SVM

The SVM has to be trained to find the "best" parameters. This is done by a training set, where the group of each element is known. The estimated parameters are then used to predict the group of an incoming element. To test the training quality one can use a set of elements where the group is known, but which were not used to find the SVM parameters.

Before using SVM make sure you have installed Python, gnuplot and libsvm. See installation for a description how to install the software.

See this paper for an introduction to libsvm. You can download the software from here.

Important: The results depend massively on the parameters. In order do be able to reproduce the result the parameters have to be stored together with the results. The script easy.py does not produce the same result for two different versions of libsvm. It should therefore not be used as reference.

The input to the SVM is a dot product matrix. It consists of the n training samples and m testing samples.

The green part is used for training (m=0 if no testing data). The blue part is used for testing the obtained parameters. See the sections "Training the SVM" and "Testing the SVM" how to extract the values from the matrix (MATLAB variable Phi) into a format that libsvm can read.

Training the SVM (automated)

The input file format of SVM has following format (assuming m=0)

[label] [index1]:[value1] [index2]:[value2] ... [label] [index1]:[value1] [index2]:[value2] ...

Example:

1 1:0 2:3 2 1:5 2:8

Depending on the configuration of the SPM, the output file is called something like dp_mwrc1.mat.
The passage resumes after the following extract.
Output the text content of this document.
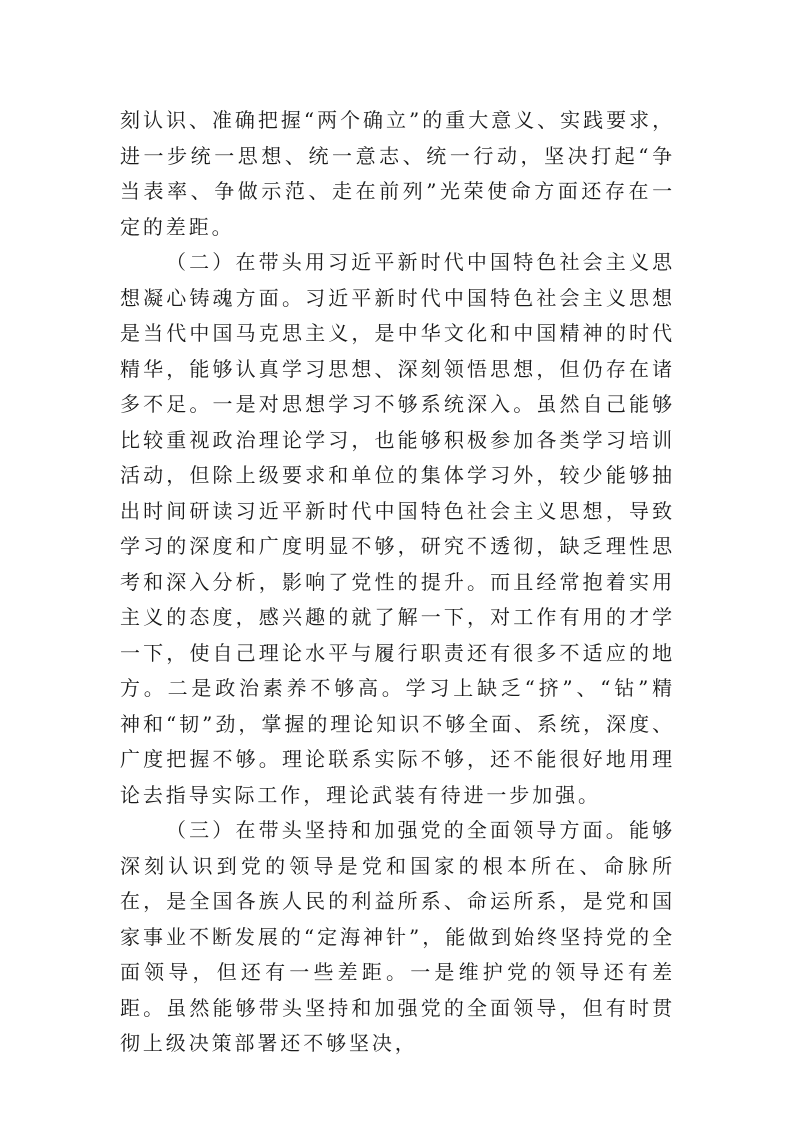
刻认识、准确把握“两个确立”的重大意义、实践要求，进一步统一思想、统一意志、统一行动，坚决打起“争当表率、争做示范、走在前列”光荣使命方面还存在一定的差距。

（二）在带头用习近平新时代中国特色社会主义思想凝心铸魂方面。习近平新时代中国特色社会主义思想是当代中国马克思主义，是中华文化和中国精神的时代精华，能够认真学习思想、深刻领悟思想，但仍存在诸多不足。一是对思想学习不够系统深入。虽然自己能够比较重视政治理论学习，也能够积极参加各类学习培训活动，但除上级要求和单位的集体学习外，较少能够抽出时间研读习近平新时代中国特色社会主义思想，导致学习的深度和广度明显不够，研究不透彻，缺乏理性思考和深入分析，影响了党性的提升。而且经常抱着实用主义的态度，感兴趣的就了解一下，对工作有用的才学一下，使自己理论水平与履行职责还有很多不适应的地方。二是政治素养不够高。学习上缺乏“挤”、“钻”精神和“韧”劲，掌握的理论知识不够全面、系统，深度、广度把握不够。理论联系实际不够，还不能很好地用理论去指导实际工作，理论武装有待进一步加强。

（三）在带头坚持和加强党的全面领导方面。能够深刻认识到党的领导是党和国家的根本所在、命脉所在，是全国各族人民的利益所系、命运所系，是党和国家事业不断发展的“定海神针”，能做到始终坚持党的全面领导，但还有一些差距。一是维护党的领导还有差距。虽然能够带头坚持和加强党的全面领导，但有时贯彻上级决策部署还不够坚决，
Load this file into matlab

>> load(/path/to/dp_mwc1.mat)

To get a file formatted in the way like described above try something like this

f=fopen('phi_svm.data','w'); for i=1:size(Phi,1); fprintf(f,[num2str(labels(i))]); for j=1:size(Phi,2); fprintf(f,[' ' num2str(j) ':' num2str(Phi(i,j))]);end; fprintf(f,'\n'); end; fclose(f);

To apply a the SVM on the dot product matrix, change to the subfolder tools/ of the libsvm-2.X directory and run.

python easy.py /path/to/dp_matrix/phi_svm.data

Information: To run the easy.py script outside the tools subfolder you need to change the script itself.

Edit: Alternatively you can use this script to generate a training and testing data file.

The Python scripts guesses an ideal "C"-value (see the paper mentioned above) and does a cross validation with the given data set.

Testing the SVM (automated)

To test the parameters you need to generate a new dot product matrix. Assuming the testing dp-matrix was n-by-n and you add m testing cases, the resulting matrix will be (n+m)-by-(n+m). The testing file, let's call it 'phi_svm_test.data' will have the columns 1-n and the rows (n+1)..(n+m). The format is the same as for the file 'phi_svm.data'. When changing the indexes, one can use the script above to generate the file. The simple way to train and test a given data set is to execute.

Change: for i=1:size(Phi,1); -> for i=n+1:size(Phi,1);

Change: for j=1:size(Phi,1); -> for j=1:n;

run on command line: python easy.py phi_svm.data phi_svm_test.data

For more details, see the libsvm-guide.

The accuracy of the test samples is in general smaller than the accuracy of the training set.

Training and Testing with Manual Changes

The approach described above uses a script and default values to train the machine. However, the training can be influenced by a various parameters such as the kernel, the scaling and the parameters C and gamma. See the libsvm-guide for a description of the possibilities.

Output Files

The easy.py script creates some files (assuming the imputs are training.data and test.data)

training.data.range: range of all values for each row
training.data.scale and test.data.scale: scaled data (default between -1 and 1)
training.data.scale.out: ???
training.data.scale.png: grid search result
training.model: model parameters
test.data.prediction: prediction vector